Examining Postgres 9.4 - A first look

2014-02-02 [Last modified: 2024-10-21]

/2014/02/02/Examining-PostgreSQL-9.4/ map[name:Craig Kerstiens]

PostgreSQL is currently entering its final commit fest. While its still going, which means there could still be more great features to come, we can start to take a look at what you can expect from it now. This release seems to bring a lot of minor increments versus some bigger highlights of previous ones. At the same time there’s still a lot on the bubble that may or may not make it which could entirely change the shape of this one.

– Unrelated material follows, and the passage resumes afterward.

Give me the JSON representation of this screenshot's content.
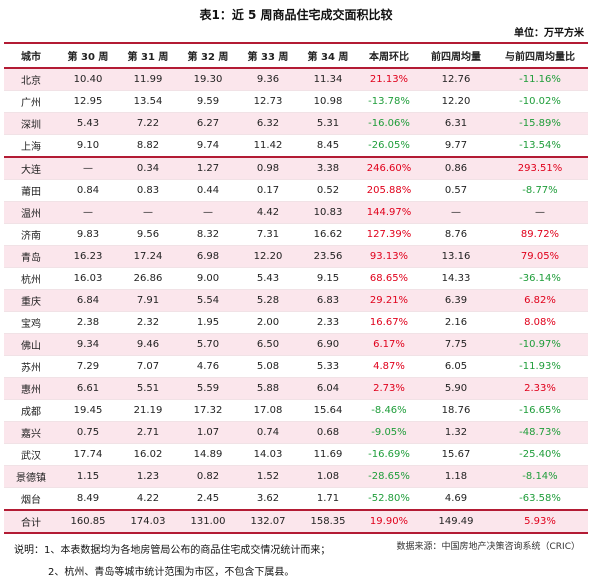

For a peek back of some of the past ones:

Highlights of 9.2

Highlights of 9.3

On to 9.4

With 9.4 instead of a simply list lets dive into a little deeper to the more noticable one.

pg_prewarm

I’ll lead with one that those who need it should see huge gains (read larger apps that have a read replica they eventually may fail over to). Pg_prewarm will pre-warm your cache by loading data into memory. You may be interested in running pg_prewarm before bringing up a new Postgres DB or on a replica to keep it fresh.

Why it matters - If you have a read replica it won’t have the same cache as the leader. This can work great as you can send queries to it and it’ll optimize its own cache. However, if you’re using it as a failover when you do have to failover you’ll be running in a degraded mode while your cache warms up. Running pg_pregwarm against it on a periodic basis will make the experience when you do failover a much better one.

Refresh materialized view concurrently

Materialized views just came into Postgres in 9.3. The problem with them is they were largely unusable. This was because they 1. Didn’t auto-refresh and 2. When you did refresh them it would lock the table while it ran the refresh making it unreadable during that time.

Materialized views are often most helpful on large reporting tables that can take some time to generate. Often such a query can take 10-30 minutes or even more to run. If you’re unable to access said view during that time it greatly dampens their usefulness. Now running REFRESH MATERIALIZED VIEW CONCURRENTLY foo will regenerate it in the background so long as you have a unique index for the view.

Ordered Set Aggregates

I’m almost not really sure where to begin with this, the name itself almost makes me not want to take advantage. That said what this enables is if a few really awesome things you could do before that would require a few extra steps.

While there’s plenty of aggregate functions in postgres getting something like percentile 95 or percentile 99 takes a little more effort. First you must order the entire set, then re-iterate over it to find the position you want. This is something I’ve commonly done by using a window function coupled with a CTE. Now its much easier:

SELECT percentile_disc(0.95) 
WITHIN GROUP (ORDER BY response_time) 
FROM pageviews;

In addition to varying percentile functions you can get quite a few others including:

Mode
percentile_disc
percentile_cont
rank
dense_rank

More to come

As I mentiend earlier the commit fest is still ongoing this means some things are still in flight. Here’s a few that still offer some huge promise but haven’t been committed yet:

Insert on duplicate key or better known as Upsert
HStore 2 - various improvements to HStore
JSONB - Binary format of JSON built on top of HStore
Logical replication - this one looks like some pieces will make it, but not a wholey usable implementation.